0
votes

I have a use case I want to set up a Kafka cluster initially at the starting I have 1 Kafka Broker(A) and 1 Zookeeper Node. So below mentioned are my queries:

  • On adding a new Kafka Broker(B) to the cluster. Will all data present on broker A will be distributed automatically? If not what I need to do distribute the data.

  • Not let's suppose somehow the case! is solved my data is distributed on both the brokers. Now due to some maintenance issue, I want to take down the server B.

    • How to transfer the data of Broker B to the already existing broker A or to a new Broker C.
  • How can I increase the replication factor of my brokers at runtime

  • How can I change the zookeeper IPs present in Kafka Broker Config at runtime without restarting Kafka?

  • How can I dynamically change the Kafka Configuration at runtime

Regarding Kafka Client:

  • Do I need to specify all Kafka broker IP to kafkaClient for connection? And each and every time a broker is added or removed does I need to add or remove my IP in Kafka Client connection String. As it will always require to restart my producer and consumers?

Note:

Kafka Version: 2.0.0
Zookeeper: 3.4.9
Broker Size : (2 core, 8 GB RAM) [4GB for Kafka and 4 GB for OS]
2
Did you try kafka.apache.org/documentation/#operations? Lots of this is covered there.Robin Moffatt
Yes, I tried that after reading that these points were not clear.Abhimanyu
If you need to change broker property such as Zookeeper string, you need to bounce it. Not everything can be done dynamically or at runtimeOneCricketeer

2 Answers

1
votes

To run a topic from a single kafka broker you will have to set a replication factor of 1 when creating that topic (explicitly, or implicitly via default.replication.factor). This means that the topic's partitions will be on a single broker, even after increasing the number of brokers.

You will have to increase the number of replicas as described in the kafka documentation. You will also have to pay attention that the internal __consumer_offsets topic has enough replicas. This will start the replication process and eventually the original broker will be the leader of every topic partition, and the other broker will be the follower and fully caught up. You can use kafka-topics.sh --describe to check that every partition has both brokers in the ISR (in-sync replicas).

Once that is done you should be able to take the original broker offline and kafka will elect the new broker as the leader of every topic partition. Don't forget to update the clients so they are aware of the new broker as well, in case a client needs to restart when the original broker is down (otherwise it won't find the cluster).

0
votes

Here are the answers in brief:

  • Yes, the data present on broker A will also be distributed in Kafka broker B

  • You can set up three brokers A, B and C so if A fails then B and C will, and if B fails then, C will take over and so on.

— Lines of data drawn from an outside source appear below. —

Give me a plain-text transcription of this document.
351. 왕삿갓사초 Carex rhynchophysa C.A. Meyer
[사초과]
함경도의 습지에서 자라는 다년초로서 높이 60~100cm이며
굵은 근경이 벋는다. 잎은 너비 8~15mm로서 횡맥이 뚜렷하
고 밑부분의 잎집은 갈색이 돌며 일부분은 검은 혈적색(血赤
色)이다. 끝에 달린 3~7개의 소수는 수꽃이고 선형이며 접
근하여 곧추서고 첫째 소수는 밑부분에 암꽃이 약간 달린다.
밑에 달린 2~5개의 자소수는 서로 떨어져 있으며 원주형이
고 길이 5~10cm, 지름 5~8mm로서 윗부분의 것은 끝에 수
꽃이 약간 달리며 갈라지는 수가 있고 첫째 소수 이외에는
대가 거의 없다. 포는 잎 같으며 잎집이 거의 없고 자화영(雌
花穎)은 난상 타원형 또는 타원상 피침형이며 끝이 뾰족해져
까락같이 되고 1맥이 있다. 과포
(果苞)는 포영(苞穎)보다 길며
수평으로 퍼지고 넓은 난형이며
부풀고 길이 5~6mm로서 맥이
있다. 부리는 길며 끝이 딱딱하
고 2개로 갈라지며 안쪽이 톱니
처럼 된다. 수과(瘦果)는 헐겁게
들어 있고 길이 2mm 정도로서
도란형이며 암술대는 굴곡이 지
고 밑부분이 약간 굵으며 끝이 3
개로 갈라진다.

  • You can increase the replication factor of your broker you could create increase-replication-factor.json and put this content in it:

    {"version":1, "partitions":[ {"topic":"signals","partition":0,"replicas":[0,1,2]}, {"topic":"signals","partition":1,"replicas":[0,1,2]}, {"topic":"signals","partition":2,"replicas":[0,1,2]} ]}

To increase the number of replicas for a given topic, you have to:

Specify the extra partitions to the existing topic with below command(let us say the increase from 2 to 3)

bin/kafktopics.sh --zookeeper localhost:2181 --alter --topic topic-to-increase --partitions 3

There is zoo.cfg file where you can add the IP and configuration related to ZooKeeper.